ST LOUIS, MO - AUGUST 09: Francesco Molinari of Italy waits to play his tee shot on the 17th hole during the first round of the 100th PGA Championship at the Bellerive Country Club on August 9, 2018 in St Louis, Missouri. (Photo by David Cannon/Getty Images)

È vero: Bubba Watson ha vinto (e per la seconda volta!) il Masters e tutti giustamente lo celebrano. Ma teniamo d’occhio anche il giovane Jordan, autore di una prova che non lascia dubbi sul suo futuro

«Ce la fai a scrivermi il pezzo sul Masters appena finito il torneo? Saremo in chiusura di numero…». Me l’aveva chiesto Maria Pia pochi giorni prima di lasciarci. Da quando viene trasmesso in TV in Italia, non credo di essermi perso una sola edizione del Masters, l’evento sportivo più spettacolare del mondo, almeno per me, innamorato pazzo del golf. Questa volta, però, è stato diverso. Le immagini di imprese e gesta divine, che sempre valgono le ore piccole di noi telespettatori o biglietti da centinaia di dollari, erano filtrate da ricordi, parole, progetti (tanti) che Pia – un vulcano di idee – mi aveva proposto in questa mia nuova avventura giornalistica.
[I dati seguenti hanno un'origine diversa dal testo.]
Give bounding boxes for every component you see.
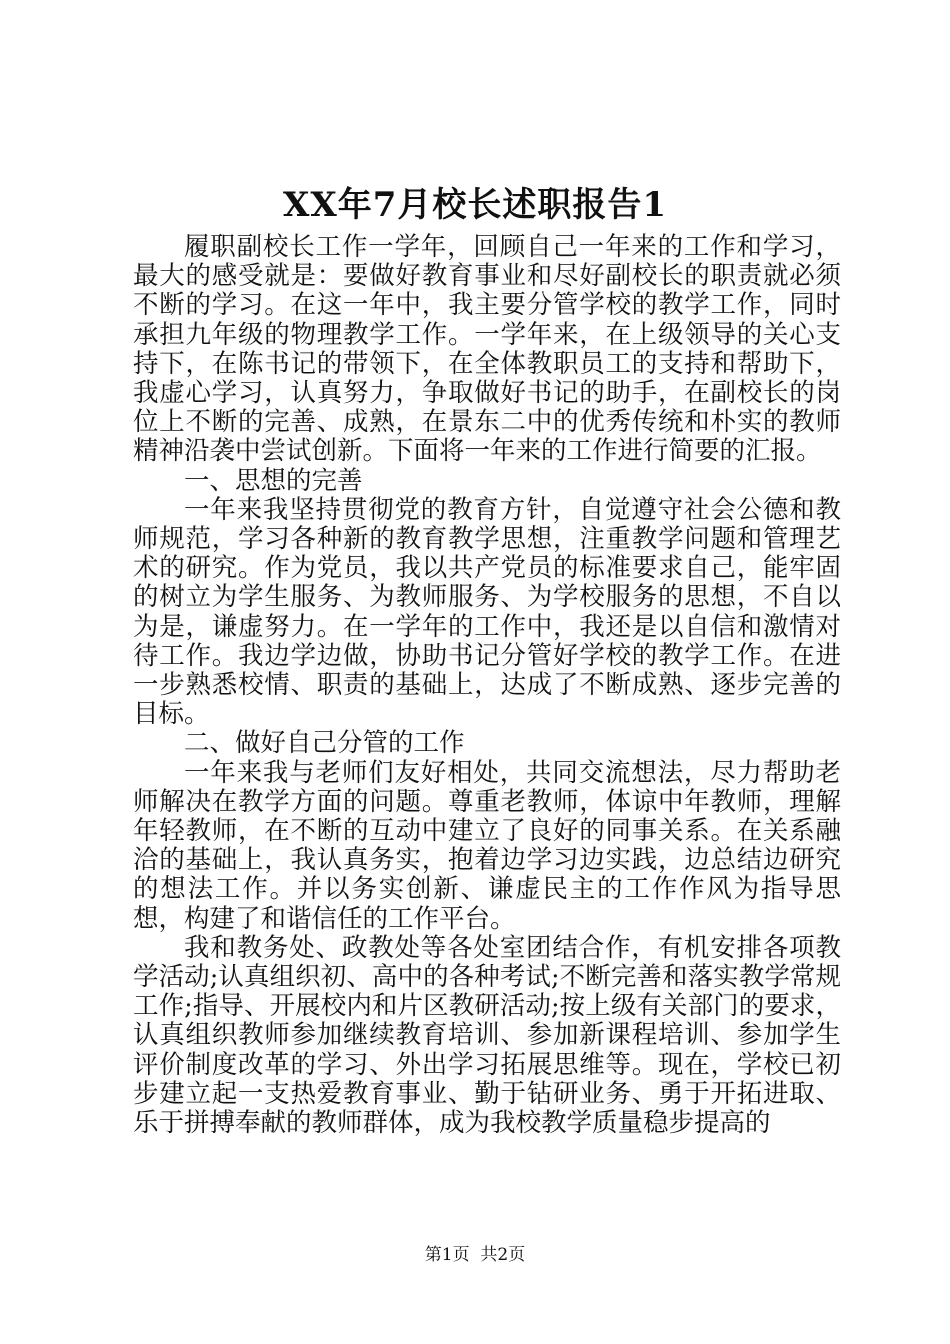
page-footer	[0, 1244, 950, 1266]
paragraph-section-2a: 一年来我与老师们友好相处，共同交流想法，尽力帮助老师解决在教学方面的问题。尊重老教师，体谅中年教师，理解年轻教师，在不断的互动中建立了良好的同事关系。在关系融洽的基础上，我认真务实，抱着边学习边实践，边总结边研究的想法工作。并以务实创新、谦虚民主的工作作风为指导思想，构建了和谐信任的工作平台。	[133, 757, 841, 934]
paragraph-intro: 履职副校长工作一学年，回顾自己一年来的工作和学习，最大的感受就是：要做好教育事业和尽好副校长的职责就必须不断的学习。在这一年中，我主要分管学校的教学工作，同时承担九年级的物理教学工作。一学年来，在上级领导的关心支持下，在陈书记的带领下，在全体教职员工的支持和帮助下，我虚心学习，认真努力，争取做好书记的助手，在副校长的岗位上不断的完善、成熟，在景东二中的优秀传统和朴实的教师精神沿袭中尝试创新。下面将一年来的工作进行简要的汇报。	[133, 232, 841, 467]
document-title: XX年7月校长述职报告1	[282, 185, 668, 225]
page-total: 共2页	[480, 1245, 526, 1265]
section-heading-2: 二、做好自己分管的工作	[184, 728, 465, 759]
section-heading-1: 一、思想的完善	[184, 465, 363, 496]
paragraph-section-2b: 我和教务处、政教处等各处室团结合作，有机安排各项教学活动;认真组织初、高中的各种考试;不断完善和落实教学常规工作;指导、开展校内和片区教研活动;按上级有关部门的要求，认真组织教师参加继续教育培训、参加新课程培训、参加学生评价制度改革的学习、外出学习拓展思维等。现在，学校已初步建立起一支热爱教育事业、勤于钻研业务、勇于开拓进取、乐于拼搏奉献的教师群体，成为我校教学质量稳步提高的	[133, 932, 841, 1139]
page-number: 第1页	[424, 1245, 470, 1265]
footer-separator	[470, 1245, 481, 1265]
document-body	[133, 233, 841, 1138]
paragraph-section-1: 一年来我坚持贯彻党的教育方针，自觉遵守社会公德和教师规范，学习各种新的教育教学思想，注重教学问题和管理艺术的研究。作为党员，我以共产党员的标准要求自己，能牢固的树立为学生服务、为教师服务、为学校服务的思想，不自以为是，谦虚努力。在一学年的工作中，我还是以自信和激情对待工作。我边学边做，协助书记分管好学校的教学工作。在进一步熟悉校情、职责的基础上，达成了不断成熟、逐步完善的目标。	[133, 494, 841, 730]
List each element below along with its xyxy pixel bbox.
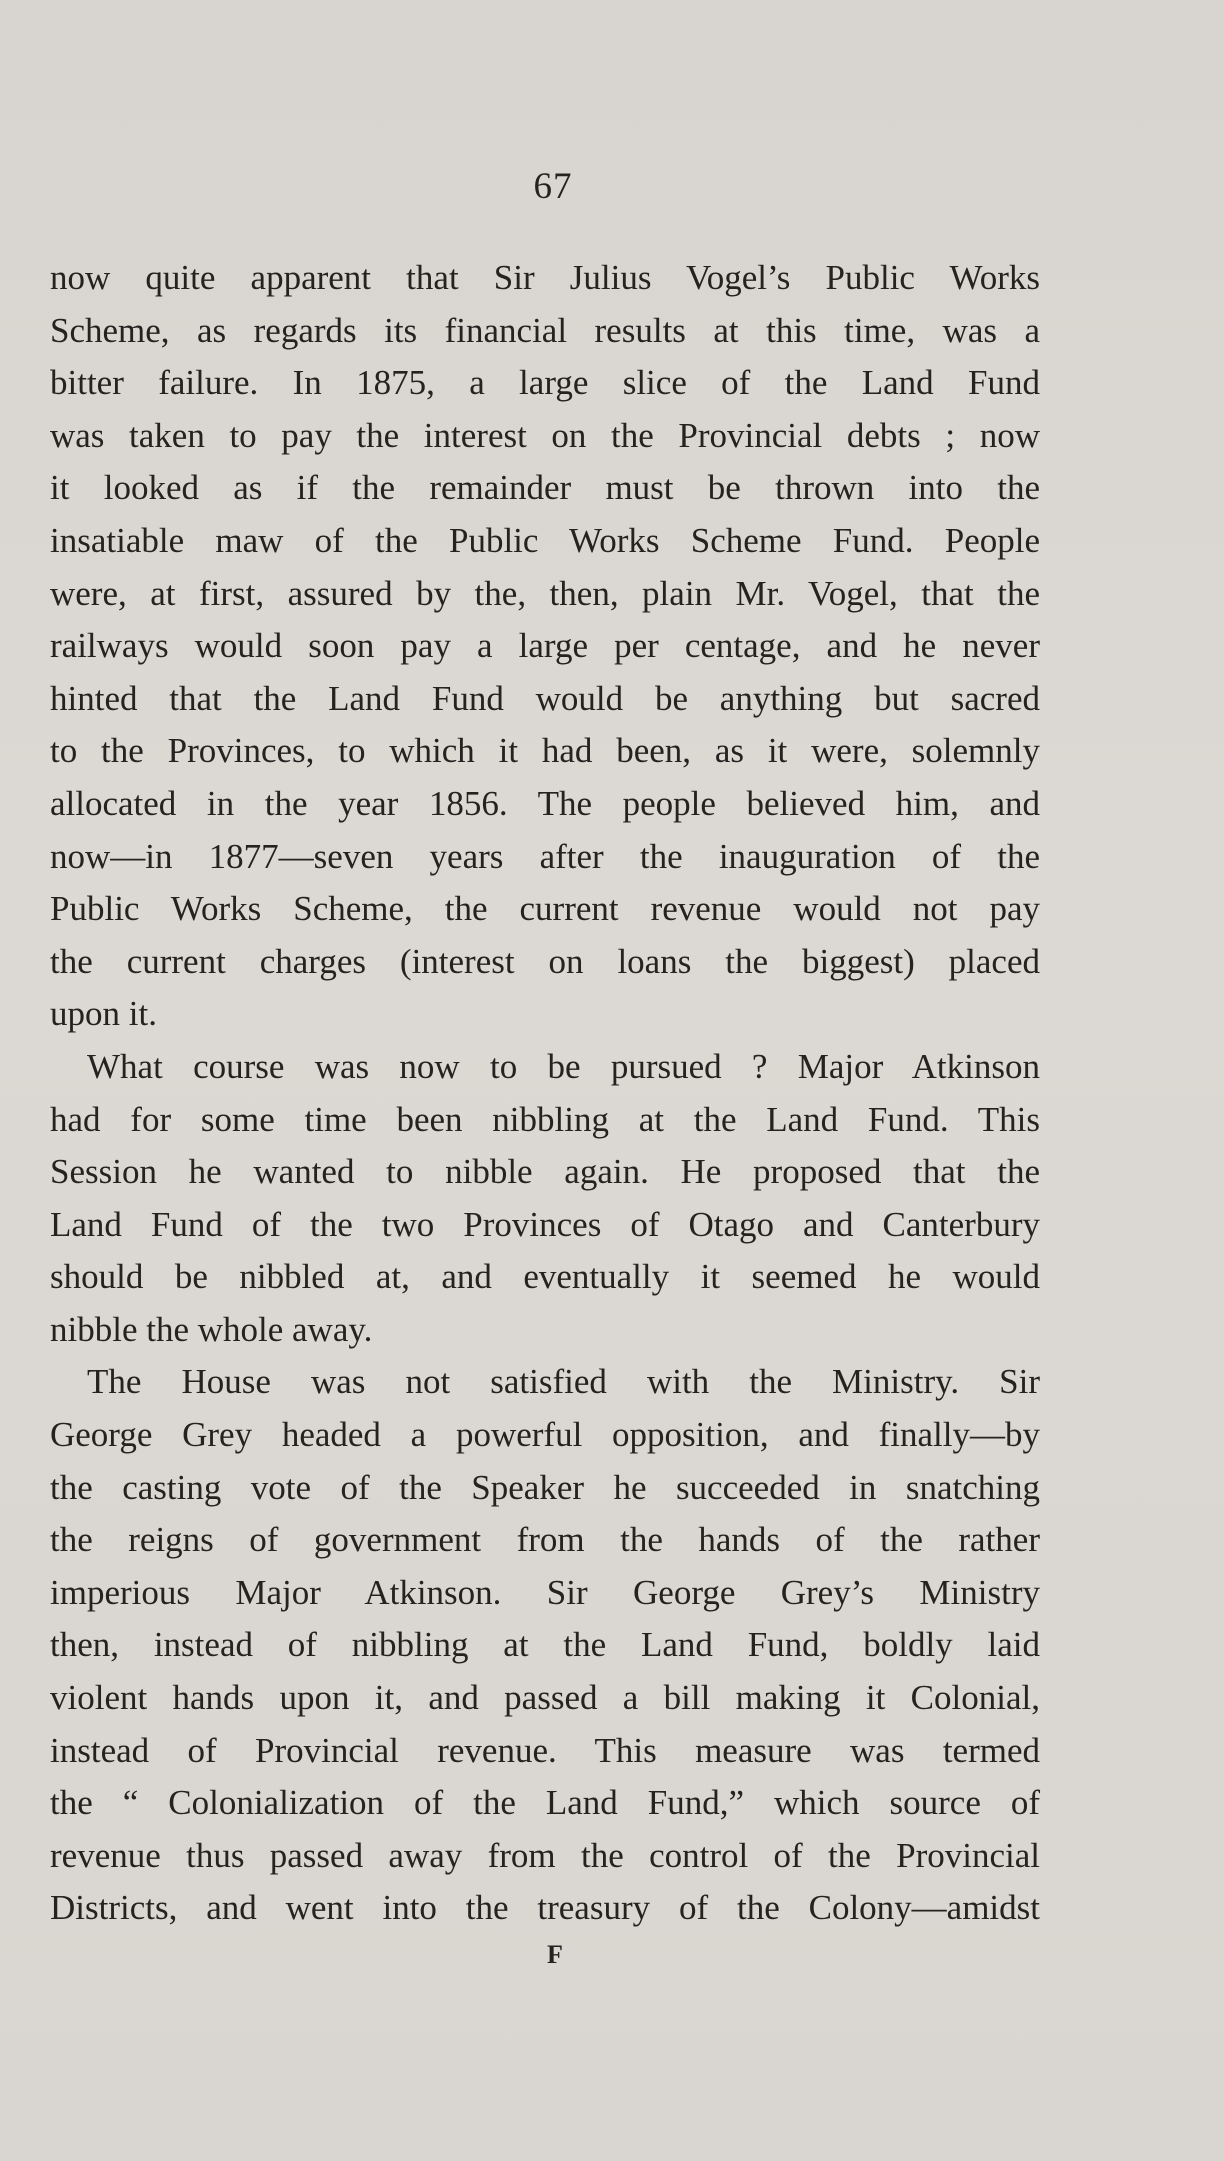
text-line: the “ Colonialization of the Land Fund,” which source of [50,1783,1040,1823]
text-line: hinted that the Land Fund would be anything but sacred [50,678,1040,718]
text-line: now quite apparent that Sir Julius Vogel’s Public Works [50,258,1040,297]
text-line: bitter failure. In 1875, a large slice of the Land Fund [50,363,1040,403]
text-line: The House was not satisfied with the Ministry. Sir [87,1362,1040,1402]
text-line: nibble the whole away. [50,1309,373,1349]
text-line: What course was now to be pursued ? Major Atkinson [87,1046,1040,1086]
page-number: 67 [533,166,573,207]
text-line: George Grey headed a powerful opposition, and finally—by [50,1415,1040,1455]
text-line: violent hands upon it, and passed a bill making it Colonial, [50,1678,1040,1718]
text-line: upon it. [50,994,157,1034]
signature-mark: F [547,1940,563,1969]
text-line: now—in 1877—seven years after the inauguration of the [50,836,1040,876]
text-line: to the Provinces, to which it had been, as it were, solemnly [50,731,1040,771]
text-line: were, at first, assured by the, then, plain Mr. Vogel, that the [50,573,1040,613]
text-line: insatiable maw of the Public Works Scheme Fund. People [50,520,1040,560]
text-line: revenue thus passed away from the control of the Provincial [50,1835,1040,1875]
text-line: should be nibbled at, and eventually it seemed he would [50,1257,1040,1297]
text-line: Districts, and went into the treasury of the Colony—amidst [50,1888,1040,1928]
text-line: had for some time been nibbling at the Land Fund. This [50,1099,1040,1139]
text-line: Scheme, as regards its financial results at this time, was a [50,310,1040,350]
text-line: the current charges (interest on loans the biggest) placed [50,941,1040,981]
body-text [50,252,1040,1935]
text-line: Public Works Scheme, the current revenue would not pay [50,889,1040,929]
text-line: instead of Provincial revenue. This measure was termed [50,1730,1040,1770]
text-line: the casting vote of the Speaker he succeeded in snatching [50,1467,1040,1507]
text-line: Land Fund of the two Provinces of Otago and Canterbury [50,1204,1040,1244]
text-line: Session he wanted to nibble again. He proposed that the [50,1152,1040,1192]
text-line: allocated in the year 1856. The people believed him, and [50,783,1040,823]
text-line: the reigns of government from the hands of the rather [50,1520,1040,1560]
text-line: was taken to pay the interest on the Provincial debts ; now [50,415,1040,455]
text-line: imperious Major Atkinson. Sir George Grey’s Ministry [50,1572,1040,1612]
text-line: it looked as if the remainder must be thrown into the [50,468,1040,508]
text-line: then, instead of nibbling at the Land Fund, boldly laid [50,1625,1040,1665]
text-line: railways would soon pay a large per centage, and he never [50,626,1040,666]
Anche lei, da lassù, si sarà accorta che, senza Tiger Woods, operato alla schiena e lontano dai green per chissà quanto tempo, il Masters è meno Masters. Mancava Tiger e, dopo il secondo giro, sono uscite di scena altre superstar del calibro di Mickelson, mio idolo, questa volta sbilanciato dalla parte della sregolatezza più che del genio! Dopo il primo giro, mi avevano illuso Matteo Manassero e Francesco Molinari, con quel 71 beneaugurante, prima che l’enfant prodige andasse in tilt con una tornata di 9 sopra il par e Francesco, passato il taglio, trovasse conferma che i green di Augusta non perdonano, soprattutto senza chiudere occhio per il ricovero del suo bambino che, per fortuna, adesso sta bene.
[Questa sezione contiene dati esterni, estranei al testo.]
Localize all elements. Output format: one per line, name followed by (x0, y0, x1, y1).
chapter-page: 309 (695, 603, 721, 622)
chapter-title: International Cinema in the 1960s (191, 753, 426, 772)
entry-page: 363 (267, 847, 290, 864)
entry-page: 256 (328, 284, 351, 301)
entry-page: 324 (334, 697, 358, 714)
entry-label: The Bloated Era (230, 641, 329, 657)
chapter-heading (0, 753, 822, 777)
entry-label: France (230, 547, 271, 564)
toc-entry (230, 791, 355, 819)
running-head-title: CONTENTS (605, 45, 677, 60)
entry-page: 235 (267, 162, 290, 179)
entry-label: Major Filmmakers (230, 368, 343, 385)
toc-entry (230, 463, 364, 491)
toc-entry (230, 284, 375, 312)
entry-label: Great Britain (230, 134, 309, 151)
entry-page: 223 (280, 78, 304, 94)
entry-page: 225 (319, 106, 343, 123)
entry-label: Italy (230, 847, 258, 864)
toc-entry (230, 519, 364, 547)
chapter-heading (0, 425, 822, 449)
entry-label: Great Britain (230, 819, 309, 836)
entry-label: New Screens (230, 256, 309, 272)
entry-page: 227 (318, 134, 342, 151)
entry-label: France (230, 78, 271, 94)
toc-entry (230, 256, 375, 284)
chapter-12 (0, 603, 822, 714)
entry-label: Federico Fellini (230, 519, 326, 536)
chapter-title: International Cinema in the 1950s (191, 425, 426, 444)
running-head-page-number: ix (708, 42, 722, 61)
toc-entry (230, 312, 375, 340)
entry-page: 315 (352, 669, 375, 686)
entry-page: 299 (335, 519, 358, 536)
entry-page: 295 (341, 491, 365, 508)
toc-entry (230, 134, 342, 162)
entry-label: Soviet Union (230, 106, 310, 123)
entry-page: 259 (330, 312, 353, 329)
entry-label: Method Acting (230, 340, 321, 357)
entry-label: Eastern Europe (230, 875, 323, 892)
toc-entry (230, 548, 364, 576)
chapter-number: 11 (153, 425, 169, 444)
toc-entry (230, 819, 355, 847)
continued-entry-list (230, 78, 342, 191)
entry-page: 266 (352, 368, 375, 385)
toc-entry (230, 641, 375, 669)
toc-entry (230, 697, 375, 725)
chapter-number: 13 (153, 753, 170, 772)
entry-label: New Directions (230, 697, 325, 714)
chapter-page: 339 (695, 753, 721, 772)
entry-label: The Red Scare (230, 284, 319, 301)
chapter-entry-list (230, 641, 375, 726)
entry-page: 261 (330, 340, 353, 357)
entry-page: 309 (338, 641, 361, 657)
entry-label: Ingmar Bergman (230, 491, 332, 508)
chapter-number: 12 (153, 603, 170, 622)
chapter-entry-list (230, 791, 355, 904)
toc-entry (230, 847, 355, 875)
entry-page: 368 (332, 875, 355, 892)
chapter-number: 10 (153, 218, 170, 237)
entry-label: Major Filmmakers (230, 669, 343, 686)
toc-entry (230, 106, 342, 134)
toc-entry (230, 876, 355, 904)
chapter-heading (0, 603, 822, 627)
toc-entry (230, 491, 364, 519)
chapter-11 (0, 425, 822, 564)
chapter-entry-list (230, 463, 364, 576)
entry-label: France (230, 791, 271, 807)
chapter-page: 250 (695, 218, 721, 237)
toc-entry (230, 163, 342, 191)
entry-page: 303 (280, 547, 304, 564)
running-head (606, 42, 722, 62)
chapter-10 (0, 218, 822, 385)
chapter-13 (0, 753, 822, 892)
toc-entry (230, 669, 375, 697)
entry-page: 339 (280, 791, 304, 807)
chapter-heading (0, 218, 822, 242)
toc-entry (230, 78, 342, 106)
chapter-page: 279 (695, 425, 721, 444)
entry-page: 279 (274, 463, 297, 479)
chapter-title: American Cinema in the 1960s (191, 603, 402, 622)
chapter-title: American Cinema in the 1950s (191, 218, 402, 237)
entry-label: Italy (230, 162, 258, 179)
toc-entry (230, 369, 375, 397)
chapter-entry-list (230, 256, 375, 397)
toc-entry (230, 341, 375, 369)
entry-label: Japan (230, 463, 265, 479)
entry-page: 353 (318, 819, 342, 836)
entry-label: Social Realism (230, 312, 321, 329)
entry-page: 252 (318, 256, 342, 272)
Unica grande kermesse senza ombra di sponsor visualizzati, come le Olimpiadi, percorso chiuso ai soci nei mesi precedenti, giardino di azalee innaffiate con acqua calda per sbocciare in tutto lo splendore, campo lunghissimo e incastonato in un parco pronto a fagocitare traiettorie imprecise, 18 green di vetro che, imboccati dalla parte sbagliata, costringono ad approcciare dopo il primo putt, magari giocato schiena alla buca per contrastare pendenze vertiginose, il Masters regala sempre emozioni uniche e duelli che incollano al video nell’ultimo giro. Già, perché la storia si scrive in diretta e nessuna replica può entusiasmare come il brivido dell’immediatezza. Nella 78sima edizione, ha vinto il 58º statunitense, Bubba Watson, mancino come Mickelson e Weir che l’avevano vinto in passato, bissando se stesso, vincitore nel 2012.
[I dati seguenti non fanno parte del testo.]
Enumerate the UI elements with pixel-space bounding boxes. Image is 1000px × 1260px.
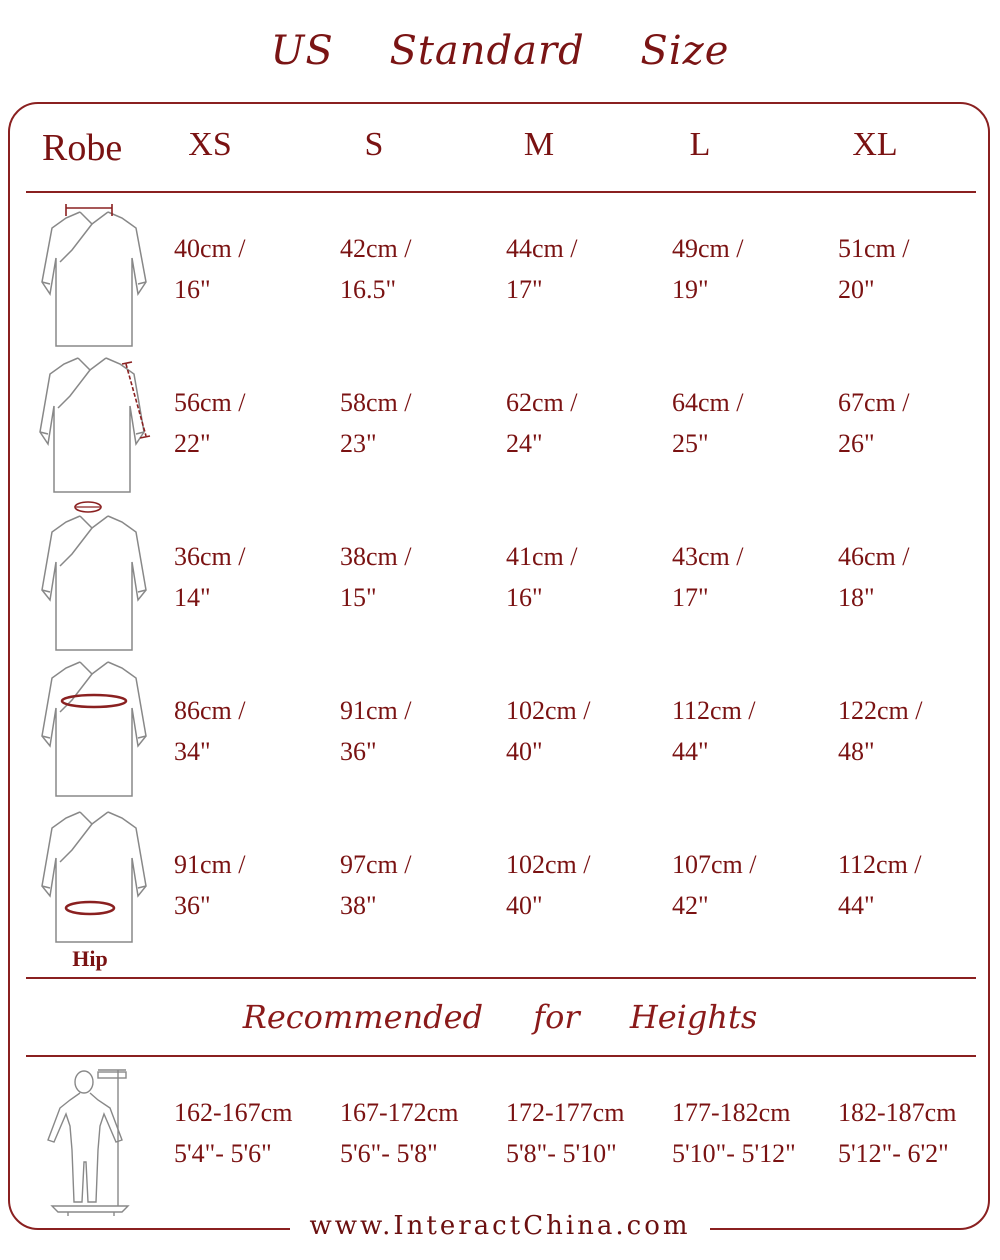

La giornata finale prometteva fuochi d’artificio con la partenza a razzo del ventenne Jordan Spieth, che aveva completamente ribaltato la situazione con una sequela di birdie da urlo, come alla 4, imbucando una lunga uscita dal bunker con Bubba pronto a filtrare da tre metri. È stato proprio il controllo dei nervi di Bubba, giocatore dalla lunghezza devastante, la chiave di un trionfo maturato alla 8 e alla 9, centrando due birdie consecutivi contro i due bogey del giovane avversario, a quel punto di nuovo sotto di due lunghezze. Da lì in poi, non dico che sia stata una passeggiata per Watson, perché Jordan ha continuato a giocare bene, pur finendo in acqua alla 12 dell’Amen Corner; ma è stato il preludio al “Camino Real” alla 18, in cui Bubba ha continuato a sparare bordate mai viste (come al par 5 della 13, dove non ricordo nessuno a 130 metri dalla bandiera dopo il drive), al tempo stesso pennellando colpi al green e putt vellutati. Apparentemente calmo, se non per qualche scrollata nervosa di spalle, solo dopo l’ultimo putt, Bubba si è sciolto nell’emozione, tenendo in braccio il suo bimbo, ignaro che le lacrime di papà fossero di gioia.